Tips for cooking this dish for young children and fussy eaters:
I try to leave out the whole spices when I am serving up the rice to my kids. If I don’t they are pretty good at picking them out. The whole spices do go quite soft so kids shouldn’t choke on them if they get missed. I also use a small amount of crushed black pepper in making it now instead of whole peppercorns which do have a kick if eaten. The nuts would be optional too depending on the age of your children. Mr 2 year old loves nuts and loves picking them out of his rice to eat. It’s a job convincing him to eat the rest of the pulao on his plate before he can have more nuts.

Miss 5 year old is going through a fussy stage at the moment with eating. Recently we came to a compromise that if the vegetable ingredients for this dish are limited to diced peas and carrots she will eat it. So if your children are less adventurous eaters, keeping it simple might help.

A Just Desserts Falafel

Can’t believe this was my first time making falafel especially as they are so simple to cook. And yummy too! If you are not familiar with falafel, they are a fried ball or patty made from ground chickpeas and/or fava beans. Falafel is usually served in pita bread, which acts as a pocket and then topped with salads and sauce.

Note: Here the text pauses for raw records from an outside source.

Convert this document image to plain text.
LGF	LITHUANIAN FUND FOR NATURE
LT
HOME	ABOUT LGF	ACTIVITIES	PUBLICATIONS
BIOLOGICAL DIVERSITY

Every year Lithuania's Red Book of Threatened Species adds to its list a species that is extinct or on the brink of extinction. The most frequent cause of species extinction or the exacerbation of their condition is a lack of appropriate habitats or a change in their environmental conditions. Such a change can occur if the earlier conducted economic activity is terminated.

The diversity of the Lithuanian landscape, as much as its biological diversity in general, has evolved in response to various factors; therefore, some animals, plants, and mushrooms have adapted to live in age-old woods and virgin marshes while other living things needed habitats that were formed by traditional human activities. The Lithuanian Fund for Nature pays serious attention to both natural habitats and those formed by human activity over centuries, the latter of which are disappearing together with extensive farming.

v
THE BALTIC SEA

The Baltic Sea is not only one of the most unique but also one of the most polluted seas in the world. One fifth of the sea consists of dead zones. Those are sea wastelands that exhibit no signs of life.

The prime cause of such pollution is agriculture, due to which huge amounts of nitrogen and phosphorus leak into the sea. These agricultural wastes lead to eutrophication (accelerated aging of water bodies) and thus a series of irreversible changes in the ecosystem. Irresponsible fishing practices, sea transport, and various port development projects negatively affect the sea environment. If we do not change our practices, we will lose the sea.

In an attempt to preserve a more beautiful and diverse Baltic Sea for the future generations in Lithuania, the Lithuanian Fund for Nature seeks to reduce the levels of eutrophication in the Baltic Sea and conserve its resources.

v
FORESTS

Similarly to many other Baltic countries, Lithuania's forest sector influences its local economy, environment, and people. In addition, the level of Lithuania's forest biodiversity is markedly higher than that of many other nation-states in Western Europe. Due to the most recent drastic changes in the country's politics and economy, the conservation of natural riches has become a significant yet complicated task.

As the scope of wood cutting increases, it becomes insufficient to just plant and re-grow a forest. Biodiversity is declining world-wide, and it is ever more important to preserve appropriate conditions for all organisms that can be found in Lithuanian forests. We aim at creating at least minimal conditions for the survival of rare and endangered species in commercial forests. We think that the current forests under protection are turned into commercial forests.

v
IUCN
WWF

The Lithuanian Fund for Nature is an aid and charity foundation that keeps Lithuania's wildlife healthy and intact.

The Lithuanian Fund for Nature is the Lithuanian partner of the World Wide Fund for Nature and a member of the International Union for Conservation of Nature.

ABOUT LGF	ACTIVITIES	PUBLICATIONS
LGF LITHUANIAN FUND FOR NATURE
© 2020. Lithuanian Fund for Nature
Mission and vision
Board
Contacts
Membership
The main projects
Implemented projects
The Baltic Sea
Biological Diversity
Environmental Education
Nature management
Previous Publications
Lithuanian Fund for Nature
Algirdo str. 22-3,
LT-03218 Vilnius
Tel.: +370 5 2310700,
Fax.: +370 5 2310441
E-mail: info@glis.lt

The inspiration for having a go at this dish came from watching an episode of the American food show Top Chef Just Desserts. It’s about a group of talented, up and coming pastry chefs competing against each other in some crazy, demanding and entertaining challenges for some grand prize. In this episode, the elemination challenge was to make an elegant dessert based on savoury food dishes like mashed potato and gravy and pizza. Just sounds weird! The chef that was eliminated for that round lost on a dessert she made incorporating the flavours of falafel. Apparently her cake just tasted like garlic! So anyway I wanted to have a go at making some to find out if they really do taste mostly of garlic. Fortunately garlic is not the defining taste in them! Still no plans to put chick peas or garlic in a dessert… yet.

Falafel

2 (400g) tins chickpeas
1 small onion, chopped
2 cloves garlic, crushed
2 tablespoons chopped fresh parsley
1 tablespoon chopped fresh coriander
2 teaspoons ground cumin
oil, for deep frying

1. Blend all the ingredients together until the mixture forms a rough paste. Cover and set aside for 30 minutes.
2. Shape heaped tablespoons of the falafel mixture into balls. Squeeze out any excess moisture. Heat the oil in a deep, heavy based pan and lower the falafel into the oil in batches of 4 or 5. Cook for 3-4 minutes each batch. When well brown, remove and drain the oil on paper towels.
3. Serve with flatbread, hummus and salad.

The Big Reveal

I served these falafel with my own homemade flatbread (recipe to come in another post :) ) and spicy beetroot dip. Delicious!

Confession Time: Ok I admit that my falafel do not look like round balls. I have an aversion to deep frying- all that oil! So I shallow fried mine which meant that the shape was more like a small patty. Still tasted great! Shallow frying also means I don’t have to watch them as closely when cooking. An important consideration because dinner prep normally involves me trying to feed the baby, encourage pack up time or at least no more mess creation, sort out squabbles and somehow cook all at once.